Meg Eisenhauer, English department chair: I started out with Weather by Jenny Offill. Then I picked up a few titles in a used bookshop when I was supposed to be shopping for Christmas presents for my family: Notes from No Man’s Land, a volume of essays by Eula Biss; The Fire This Time (another volume of essays), edited by Jesmyn Ward; and Isaac Asimov’s Foundation. The Foundation novels were a big deal for me when I was a kid, and I was curious to see how this one held up. In some ways, it did — Asimov is a master of world-building, and the conceptual grandeur was as bold and impressive as I remember — but in other ways it didn’t.

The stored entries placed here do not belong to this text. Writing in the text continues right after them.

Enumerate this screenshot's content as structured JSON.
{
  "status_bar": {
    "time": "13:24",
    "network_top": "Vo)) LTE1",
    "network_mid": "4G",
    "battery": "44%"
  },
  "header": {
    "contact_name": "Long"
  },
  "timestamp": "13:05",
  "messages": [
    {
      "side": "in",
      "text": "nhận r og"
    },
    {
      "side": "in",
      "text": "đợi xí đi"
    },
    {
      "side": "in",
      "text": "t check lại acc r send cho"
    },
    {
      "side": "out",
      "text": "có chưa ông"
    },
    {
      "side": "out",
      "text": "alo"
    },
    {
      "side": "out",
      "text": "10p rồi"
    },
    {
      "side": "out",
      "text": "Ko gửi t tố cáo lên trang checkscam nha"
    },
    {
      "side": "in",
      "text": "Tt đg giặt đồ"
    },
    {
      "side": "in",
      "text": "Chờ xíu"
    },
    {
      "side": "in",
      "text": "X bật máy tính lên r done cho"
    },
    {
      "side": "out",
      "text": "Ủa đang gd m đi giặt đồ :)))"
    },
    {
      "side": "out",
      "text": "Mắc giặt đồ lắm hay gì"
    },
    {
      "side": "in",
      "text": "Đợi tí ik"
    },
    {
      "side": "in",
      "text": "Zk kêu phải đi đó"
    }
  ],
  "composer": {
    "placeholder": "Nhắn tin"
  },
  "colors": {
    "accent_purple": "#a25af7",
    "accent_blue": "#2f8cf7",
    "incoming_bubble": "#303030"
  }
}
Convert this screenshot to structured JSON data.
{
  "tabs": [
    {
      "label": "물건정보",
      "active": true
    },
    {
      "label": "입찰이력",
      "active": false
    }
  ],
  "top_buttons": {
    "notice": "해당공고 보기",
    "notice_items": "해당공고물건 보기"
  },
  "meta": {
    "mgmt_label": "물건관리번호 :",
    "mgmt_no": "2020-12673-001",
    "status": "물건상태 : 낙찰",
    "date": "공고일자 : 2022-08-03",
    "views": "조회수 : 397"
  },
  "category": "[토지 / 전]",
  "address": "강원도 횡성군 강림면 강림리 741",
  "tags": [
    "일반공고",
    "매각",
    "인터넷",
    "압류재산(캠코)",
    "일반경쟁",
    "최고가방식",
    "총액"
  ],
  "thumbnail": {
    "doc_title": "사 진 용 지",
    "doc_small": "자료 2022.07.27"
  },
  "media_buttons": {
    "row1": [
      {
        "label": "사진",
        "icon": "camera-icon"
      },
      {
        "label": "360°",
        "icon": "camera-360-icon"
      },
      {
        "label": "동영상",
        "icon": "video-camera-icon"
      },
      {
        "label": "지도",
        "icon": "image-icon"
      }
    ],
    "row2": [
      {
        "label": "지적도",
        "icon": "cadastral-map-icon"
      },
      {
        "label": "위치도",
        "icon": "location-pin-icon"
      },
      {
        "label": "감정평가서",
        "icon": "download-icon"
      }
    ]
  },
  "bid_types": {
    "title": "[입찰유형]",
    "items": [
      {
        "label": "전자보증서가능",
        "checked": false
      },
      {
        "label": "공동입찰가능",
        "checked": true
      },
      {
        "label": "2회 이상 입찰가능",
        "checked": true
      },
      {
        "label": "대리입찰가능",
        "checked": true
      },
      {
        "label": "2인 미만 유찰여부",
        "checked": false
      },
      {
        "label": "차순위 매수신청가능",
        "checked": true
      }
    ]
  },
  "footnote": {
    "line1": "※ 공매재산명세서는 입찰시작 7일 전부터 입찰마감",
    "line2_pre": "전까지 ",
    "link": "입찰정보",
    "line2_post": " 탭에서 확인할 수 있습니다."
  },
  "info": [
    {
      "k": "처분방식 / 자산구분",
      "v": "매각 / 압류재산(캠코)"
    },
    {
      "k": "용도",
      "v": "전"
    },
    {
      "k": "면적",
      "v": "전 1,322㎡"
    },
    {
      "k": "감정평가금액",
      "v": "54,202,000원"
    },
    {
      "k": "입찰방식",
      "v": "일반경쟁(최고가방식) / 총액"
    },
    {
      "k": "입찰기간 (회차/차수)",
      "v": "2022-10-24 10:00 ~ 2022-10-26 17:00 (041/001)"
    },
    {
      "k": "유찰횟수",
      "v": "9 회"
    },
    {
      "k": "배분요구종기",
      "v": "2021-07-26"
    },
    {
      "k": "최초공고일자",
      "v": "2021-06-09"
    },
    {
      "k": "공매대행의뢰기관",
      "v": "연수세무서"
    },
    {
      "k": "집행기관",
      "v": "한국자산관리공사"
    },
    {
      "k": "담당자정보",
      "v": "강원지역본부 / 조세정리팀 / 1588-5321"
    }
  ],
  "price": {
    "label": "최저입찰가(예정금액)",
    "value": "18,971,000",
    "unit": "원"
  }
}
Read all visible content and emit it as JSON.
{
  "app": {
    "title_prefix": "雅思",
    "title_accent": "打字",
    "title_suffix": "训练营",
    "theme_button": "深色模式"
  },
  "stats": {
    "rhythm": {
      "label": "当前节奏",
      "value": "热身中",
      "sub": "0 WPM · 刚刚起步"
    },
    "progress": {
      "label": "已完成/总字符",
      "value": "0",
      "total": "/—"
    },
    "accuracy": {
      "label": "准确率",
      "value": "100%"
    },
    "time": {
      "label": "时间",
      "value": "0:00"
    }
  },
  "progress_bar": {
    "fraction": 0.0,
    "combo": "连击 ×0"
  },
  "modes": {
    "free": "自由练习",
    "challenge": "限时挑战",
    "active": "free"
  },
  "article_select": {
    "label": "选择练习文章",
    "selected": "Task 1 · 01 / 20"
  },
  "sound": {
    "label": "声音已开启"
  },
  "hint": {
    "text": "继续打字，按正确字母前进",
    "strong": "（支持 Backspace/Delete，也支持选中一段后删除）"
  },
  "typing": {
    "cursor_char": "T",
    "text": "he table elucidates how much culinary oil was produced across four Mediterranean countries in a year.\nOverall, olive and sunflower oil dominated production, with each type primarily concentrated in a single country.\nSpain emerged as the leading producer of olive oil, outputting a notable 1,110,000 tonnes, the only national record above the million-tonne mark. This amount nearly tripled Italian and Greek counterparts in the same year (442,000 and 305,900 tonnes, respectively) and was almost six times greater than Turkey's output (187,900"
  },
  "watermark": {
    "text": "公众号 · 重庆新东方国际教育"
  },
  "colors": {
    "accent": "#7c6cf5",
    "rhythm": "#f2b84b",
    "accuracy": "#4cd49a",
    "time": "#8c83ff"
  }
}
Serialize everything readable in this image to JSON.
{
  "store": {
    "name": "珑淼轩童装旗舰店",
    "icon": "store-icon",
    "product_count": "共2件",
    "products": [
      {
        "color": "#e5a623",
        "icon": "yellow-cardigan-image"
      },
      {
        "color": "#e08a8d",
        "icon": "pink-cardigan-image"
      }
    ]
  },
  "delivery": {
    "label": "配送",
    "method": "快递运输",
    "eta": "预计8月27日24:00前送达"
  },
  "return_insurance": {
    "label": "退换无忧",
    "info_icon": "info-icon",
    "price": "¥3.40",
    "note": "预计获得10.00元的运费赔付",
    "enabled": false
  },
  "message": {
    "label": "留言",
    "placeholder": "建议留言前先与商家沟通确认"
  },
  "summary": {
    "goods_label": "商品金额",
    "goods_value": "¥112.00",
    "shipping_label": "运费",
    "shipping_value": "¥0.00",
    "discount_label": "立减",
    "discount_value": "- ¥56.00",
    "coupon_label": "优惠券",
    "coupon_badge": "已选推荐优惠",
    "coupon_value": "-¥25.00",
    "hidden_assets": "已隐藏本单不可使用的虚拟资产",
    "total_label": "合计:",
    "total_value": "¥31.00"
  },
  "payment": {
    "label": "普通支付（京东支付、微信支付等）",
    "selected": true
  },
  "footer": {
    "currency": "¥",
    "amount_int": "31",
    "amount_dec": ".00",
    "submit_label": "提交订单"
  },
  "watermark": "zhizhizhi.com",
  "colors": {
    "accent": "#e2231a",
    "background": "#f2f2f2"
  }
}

I also read a new novel by the Nigerian author Abi Daré, The Girl with the Louding Voice, and a couple of new-to-me books about sentences: Grammar for a Full Life by Lawrence Weinstein and one that was recommended by the parent of a former student, Suppose a Sentence by Brian Dillon. As for watching, my wife and I fell into the “Bridgerton” hole, and I have no regrets.
Dillon ’21: I’m watching “Bojack Horseman.” The writing is genius. It forces you to question yourself and your actions through the lens of Bojack, the spiraling, self-deprecating protagonist.
Chunwen ’21: I watched some movies for the first time — “The Goonies,” “Back to the Future,” “My Cousin Vinny,” “Dirty Dancing,” “Fight Club,” “The Godfather Part 2,” “Her,” “Die Hard.” I also watched “Enola Holmes” and some of “The Queen’s Gambit.” I visited MASS MoCA (Museum of Contemporary Art) in North Adams, Massachusetts — safely of course — and really enjoyed an exhibit by Ledelle Moe titled “When.” It consisted of several large concrete figures meant to memorialize the dead, and the artist specifically chose to craft the figures out of concrete because concrete is “transient,” always decaying. I also made a green bean casserole on Christmas Eve. My mom really liked it and she wants me to make it again. I now know how to use an oven!
Brania ’23: I am currently reading Crazy Rich Asians. I always wanted to find a time to read this book because I am interested in Singapore. I like it so far, and it discusses a lot of traditions as an overseas family. I am also watching “The Good Place.” It often talks about how and what is a good person.
Abby Ross, math teacher: The Invisible Life of Addie LaRue by V.E. Schwab, Rupi Kaur’s most recent book of poetry, Home Body, and now Obama’s book, A Promised Land. Addie LaRue was a fun, thoughtful, exciting, historical fantasy-esque book — a great escape!
Bill ’21: I’ve been growing interested in crime movies, whether it’s people shooting at each other, criminals stealing money in plain sight, smarties cheating the system and making money, humans defying gravity and climbing up cliffs, teenagers being cynical and standing up against social norms, or people racing a Mercedes down the highway — “Ocean’s 11,” and 12 and 13; all of James Bond and Jason Bourne; the “Mission Impossible” series; Sherlock Holmes. But I’ve also been relistening to some of Mariah’s (Carey) and Ariana’s (Grande) songs to actually pay attention to their lyrics. The artistry and sophistication in some of the songs (such as “Last Kiss” by Mariah and “Needy” by Ariana) is immaculate and touching.